Fast drive: optional, doesn't affect the performance Can be safely cleaned: Yes

### proxy\_cache

This subfolder is used by Nginx to cache certain resources for fast access of frequently used assets, mainly small previews of images and video frames. The size of this folder can be configured via `CACHE_STORAGE_SIZE` setting.

Fast drive: preferred, but not required Can be safely cleaned: Yes

### rabbitmq

This subfolder is used by RabbitMQ message broker. This is a temporary storage to queue tasks. If you clean this folder, running tasks will be stopped an may end up in an invalid state

Fast drive: preferred, but not required Can be safely cleaned: Almost

### redis & redis-json

This subfolder is used by Redis cache database. This is a storage for temporary data that is also available in the main database (PostgreSQL), but is duplicated for fast access. For example, users' online status is cached there. If you clean this folder, some minor information such as real-time logs can be lost

Fast drive: optional, doesn't affect the performance Can be safely cleaned: Almost

### storage

This subfolder is used by various services to store permanent files, such as images and other assets.

Some of the examples:

* Images
* Videos
* Point cloud files
* Model checkpoints
* Application posters
* Jupyter notebooks
* Task data

Usually, we generate a unique file name or use file hash instead of the original file name.

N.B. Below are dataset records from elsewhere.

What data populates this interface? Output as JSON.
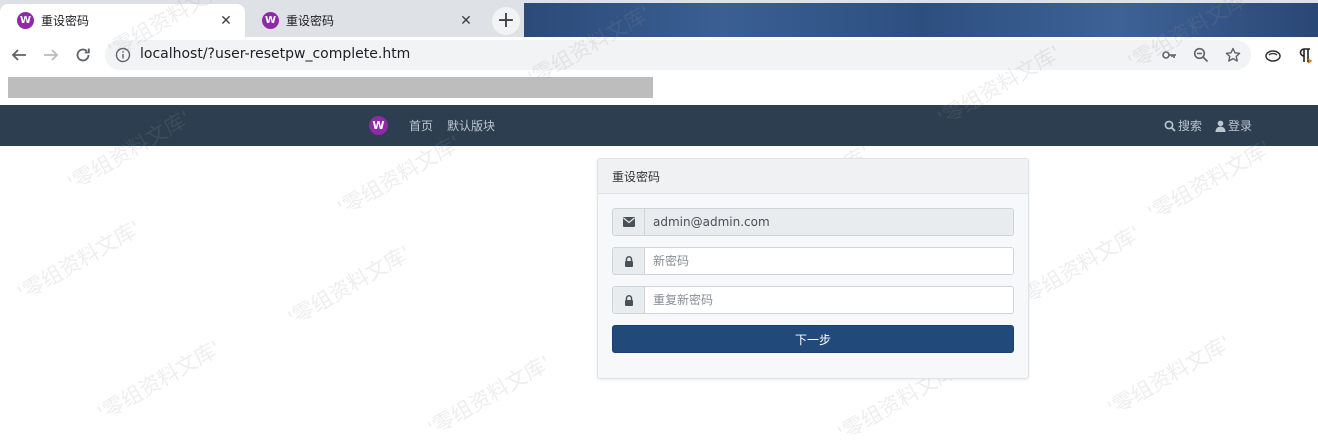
{
  "browser": {
    "tabs": [
      {
        "title": "重设密码",
        "favicon": "W",
        "active": true
      },
      {
        "title": "重设密码",
        "favicon": "W",
        "active": false
      }
    ],
    "close_glyph": "✕",
    "new_tab_glyph": "+",
    "url": "localhost/?user-resetpw_complete.htm"
  },
  "site": {
    "logo_letter": "W",
    "nav": [
      {
        "label": "首页"
      },
      {
        "label": "默认版块"
      }
    ],
    "search_label": "搜索",
    "login_label": "登录"
  },
  "form": {
    "title": "重设密码",
    "email_value": "admin@admin.com",
    "new_password_placeholder": "新密码",
    "repeat_password_placeholder": "重复新密码",
    "submit_label": "下一步"
  },
  "watermark": {
    "text": "'零组资料文库'"
  },
  "colors": {
    "navbar_bg": "#2c3e50",
    "brand_purple": "#8e2aa6",
    "button_bg": "#214a7a"
  }
}
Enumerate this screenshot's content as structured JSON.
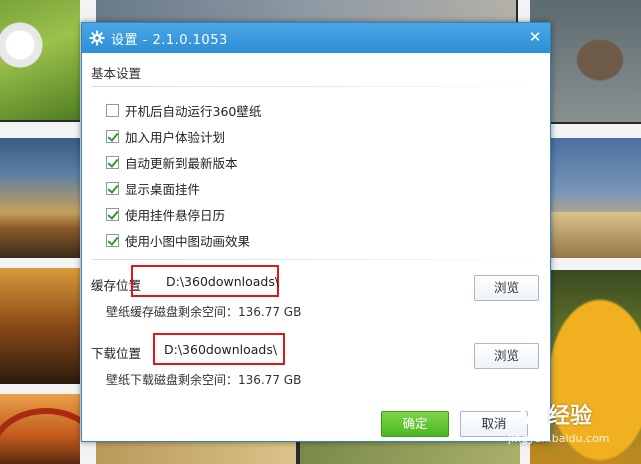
{
  "dialog": {
    "title": "设置 - 2.1.0.1053",
    "close_glyph": "✕"
  },
  "basic": {
    "section_title": "基本设置",
    "options": [
      {
        "label": "开机后自动运行360壁纸",
        "checked": false
      },
      {
        "label": "加入用户体验计划",
        "checked": true
      },
      {
        "label": "自动更新到最新版本",
        "checked": true
      },
      {
        "label": "显示桌面挂件",
        "checked": true
      },
      {
        "label": "使用挂件悬停日历",
        "checked": true
      },
      {
        "label": "使用小图中图动画效果",
        "checked": true
      }
    ]
  },
  "cache": {
    "label": "缓存位置",
    "path": "D:\\360downloads\\",
    "browse_label": "浏览",
    "space_text": "壁纸缓存磁盘剩余空间：136.77 GB"
  },
  "download": {
    "label": "下载位置",
    "path": "D:\\360downloads\\",
    "browse_label": "浏览",
    "space_text": "壁纸下载磁盘剩余空间：136.77 GB"
  },
  "footer": {
    "ok_label": "确定",
    "cancel_label": "取消"
  },
  "watermark": {
    "text": "经验",
    "url": "jingyan.baidu.com"
  },
  "colors": {
    "title_bar": "#2d8fd6",
    "ok_button": "#4bb81e",
    "highlight_box": "#e01818",
    "checkmark": "#2a9a2a"
  },
  "icons": {
    "title": "gear-icon",
    "close": "close-icon",
    "watermark": "baidu-paw-icon"
  }
}
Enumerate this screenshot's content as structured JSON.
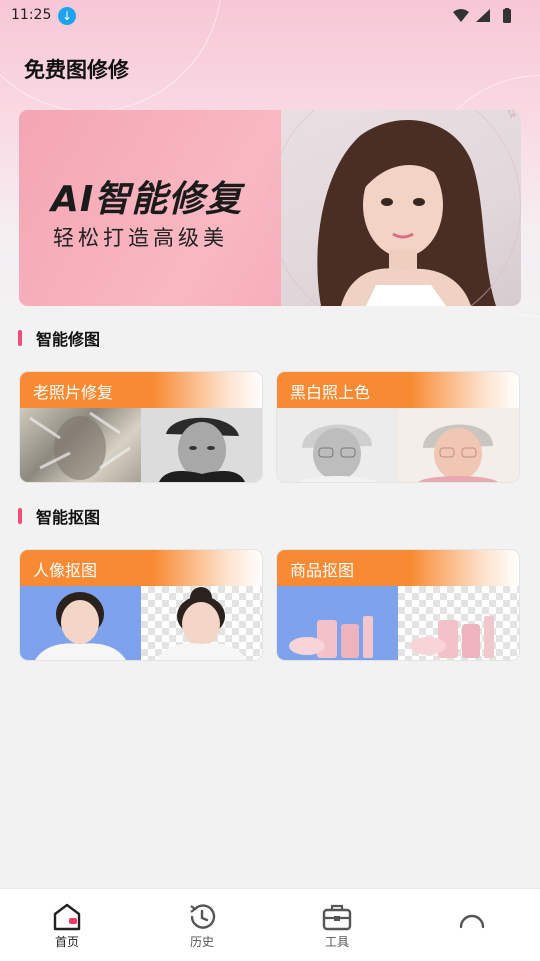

{% hint style="warning" %}
You can configure Supervisely to [use remote storage](https://docs.supervisely.com/enterprise-edition/advanced-tuning/s3), such as S3, instead of this folder. In this case this folder will be empty, and actual files will be stored as blob objects in the selected cloud.
{% endhint %}

{% hint style="warning" %}
You will find two subfolders, `*-public` and `*-private` inside this folder. Those names do not reflect the actual privacy of folder contents; both folders are completely private and not publicly accessible; those names are legacy.
{% endhint %}

Fast drive: completely optional, required in very rare cases Can be safely cleaned: No, you will lose all your images, videos, and other assets.